Would she feel the same way?
She sniffed, then nodded, though the sadness in her eyes told him she wasn’t ready to fully believe him.
“Rachel, I need to talk to you about something,” he said, letting the words out before he talked himself out of it yet again, delaying the inevitable. “It’s important.”
“Okay.” She pulled out of his arms and walked into the house. Caleb paused a moment and prayed this would not be the end. But likely God had given up on him a long time ago and he was just wasting his breath.
Inside the house, the inviting aroma of baked apples filled the kitchen. Pies lined the window sill, waiting for the evening’s meal. He wondered if he’d still be here by the time the dinner bell was rung.
He walked over to the arched door that led to the newly built section. The work was done, the room ready for use after a good cleaning to remove the dust and clear out the debris.
“Where’s Ethan?” she asked. The cot he now slept in had been made in a haphazard fashion, the quilt hauled up over twisted blankets and George the bunny perched on top of the pillow as if it were a throne.
“Foster took him to deliver lunch to Everett and Stump.”
For once, Caleb was glad not to have the boy around. He didn’t want Ethan to hear the confession he needed to make. He wasn’t sure he could handle the devastation in the young boy’s eyes after he’d spent weeks treating Caleb like a hero. It was bad enough that he had to witness the change it would make in Rachel.
It was strange how it took him a lifetime to find a place that felt like home, and now his own past and the things he’d done conspired to take it away. Part of him wanted to keep living a lie. But he knew it would never work. The truth would fester inside of him, eventually poisoning everything good between them.
She deserved to know the truth, to make her decision to marry him with all the facts at her disposal. She hadn’t known what she was getting into when she married Robert, and she’d paid the price. He wouldn’t put her through that again.
“What did you need to talk about?”
Caleb turned around to face her. How did he tell her? Where did he begin?
“My name is Caleb Beckett.”
Her brow puckered as she tried to make sense of what he was telling her. “I know.”
“But until I came here, until I met you, I hadn’t used that name for a long time. So long I can’t even remember.” Rachel had brought it back, brought him back to be the man he’d wanted to be before life and circumstance and his grandfather had changed the path he walked.

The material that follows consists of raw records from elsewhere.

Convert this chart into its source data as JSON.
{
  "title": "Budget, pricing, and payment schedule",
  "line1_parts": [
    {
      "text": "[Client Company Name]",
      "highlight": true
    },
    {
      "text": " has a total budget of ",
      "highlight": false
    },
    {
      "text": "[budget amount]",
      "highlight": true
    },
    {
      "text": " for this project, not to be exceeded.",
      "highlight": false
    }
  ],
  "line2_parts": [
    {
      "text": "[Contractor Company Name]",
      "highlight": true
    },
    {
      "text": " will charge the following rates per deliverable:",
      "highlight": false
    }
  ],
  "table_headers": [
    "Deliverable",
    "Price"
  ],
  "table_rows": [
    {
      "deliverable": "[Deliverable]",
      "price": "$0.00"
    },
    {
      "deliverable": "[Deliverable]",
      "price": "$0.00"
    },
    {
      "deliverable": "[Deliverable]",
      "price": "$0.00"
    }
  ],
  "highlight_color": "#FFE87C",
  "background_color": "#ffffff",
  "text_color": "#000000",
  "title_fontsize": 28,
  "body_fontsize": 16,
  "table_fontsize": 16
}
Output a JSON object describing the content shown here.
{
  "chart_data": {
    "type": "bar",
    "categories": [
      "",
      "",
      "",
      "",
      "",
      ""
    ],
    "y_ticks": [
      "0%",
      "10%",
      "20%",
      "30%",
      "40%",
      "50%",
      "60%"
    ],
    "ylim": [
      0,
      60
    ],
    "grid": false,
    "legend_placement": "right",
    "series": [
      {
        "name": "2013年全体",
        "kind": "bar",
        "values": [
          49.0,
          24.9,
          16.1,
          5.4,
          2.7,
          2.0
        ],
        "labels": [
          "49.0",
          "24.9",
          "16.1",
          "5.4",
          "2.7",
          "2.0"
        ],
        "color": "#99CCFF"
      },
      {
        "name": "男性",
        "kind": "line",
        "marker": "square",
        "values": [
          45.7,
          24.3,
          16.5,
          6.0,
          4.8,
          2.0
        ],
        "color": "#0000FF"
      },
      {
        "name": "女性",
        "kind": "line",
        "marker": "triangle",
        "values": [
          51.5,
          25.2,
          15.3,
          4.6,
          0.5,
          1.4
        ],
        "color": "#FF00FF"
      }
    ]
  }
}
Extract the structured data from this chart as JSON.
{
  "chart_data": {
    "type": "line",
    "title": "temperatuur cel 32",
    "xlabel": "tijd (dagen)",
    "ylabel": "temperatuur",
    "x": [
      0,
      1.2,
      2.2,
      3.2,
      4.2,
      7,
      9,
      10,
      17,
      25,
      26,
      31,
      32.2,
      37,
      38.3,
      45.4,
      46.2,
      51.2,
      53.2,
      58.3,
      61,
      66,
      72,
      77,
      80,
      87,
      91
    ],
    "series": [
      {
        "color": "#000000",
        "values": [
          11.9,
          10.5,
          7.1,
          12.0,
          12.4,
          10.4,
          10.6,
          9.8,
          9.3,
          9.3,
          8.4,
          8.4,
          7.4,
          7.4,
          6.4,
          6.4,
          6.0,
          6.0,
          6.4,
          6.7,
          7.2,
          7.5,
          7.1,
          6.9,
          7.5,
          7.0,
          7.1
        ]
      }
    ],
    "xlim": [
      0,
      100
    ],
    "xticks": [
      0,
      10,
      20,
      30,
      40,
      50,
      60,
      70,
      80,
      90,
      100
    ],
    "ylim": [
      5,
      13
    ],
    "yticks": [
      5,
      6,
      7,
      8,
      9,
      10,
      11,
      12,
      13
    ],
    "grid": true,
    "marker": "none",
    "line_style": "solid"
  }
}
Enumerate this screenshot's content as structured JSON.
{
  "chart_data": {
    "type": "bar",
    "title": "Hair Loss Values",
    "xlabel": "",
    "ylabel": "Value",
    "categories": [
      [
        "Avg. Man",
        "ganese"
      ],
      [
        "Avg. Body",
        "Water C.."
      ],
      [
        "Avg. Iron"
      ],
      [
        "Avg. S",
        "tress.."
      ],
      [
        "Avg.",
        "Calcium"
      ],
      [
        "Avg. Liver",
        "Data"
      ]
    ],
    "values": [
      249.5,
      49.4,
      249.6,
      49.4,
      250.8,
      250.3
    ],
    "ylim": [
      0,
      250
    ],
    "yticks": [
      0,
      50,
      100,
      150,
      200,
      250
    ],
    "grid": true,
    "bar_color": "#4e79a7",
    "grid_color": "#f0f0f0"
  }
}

“I don’t understand. What name did you use?”
“Sinjin Drake.”
Chapter Twenty-One
Rachel’s body went rigid as Caleb’s words took hold. “What? No.”
“I can explain, if you’ll let me. I—”
She shook her head. “You’re Sinjin Drake?”
“I used to be.”
Pain, raw and ugly, glistening in her dark eyes. He wished now he had told her the whole story when he’d first met her. At the time, he thought he was doing her a service, given all she had to bear, but at least then she would have had the luxury of hating him from the start. She wouldn’t have fallen in love with him, and he wouldn’t have had the possibility of a future with a good woman he loved dangled in front of him before being snatched away. He’d been a fool to think he could outrun his past. To think it wouldn’t be waiting for him at every turn.
“You lied to me?”
He didn’t try to deflect her question. What defense did he have to offer? He motioned toward the table, reaching out for her. “Sit down.”
Rachel stepped away from him, her hands clenched at her sides so tightly he could see the white ridges of her knuckles.
“Don’t touch me.”
Caleb let his hand fall away, the chasm in his heart deepening. He recognized the revulsion in her gaze. He had been down this road before. At the time, he thought he couldn’t hurt worse. He had been wrong. Losing Marianne was nothing compared to the agony he experienced now.
“Rachel, please, sit. This isn’t going to be a short story.”
She hesitated then gave a short nod, keeping enough room between them so he couldn’t touch her. With deliberate movements, she lowered herself into a chair at the table. Caleb pulled out another and sat in front of her.
“Sinjin is my middle name. My grandfather gave it to me to remind me of where I came from. That I was borne out of sin and was no better than that. It’s the name he called me. When I left my grandfather I took the name he’d given me. I was determined to live up to his low opinion. I was young and angry and didn’t care much whether I lived or died.”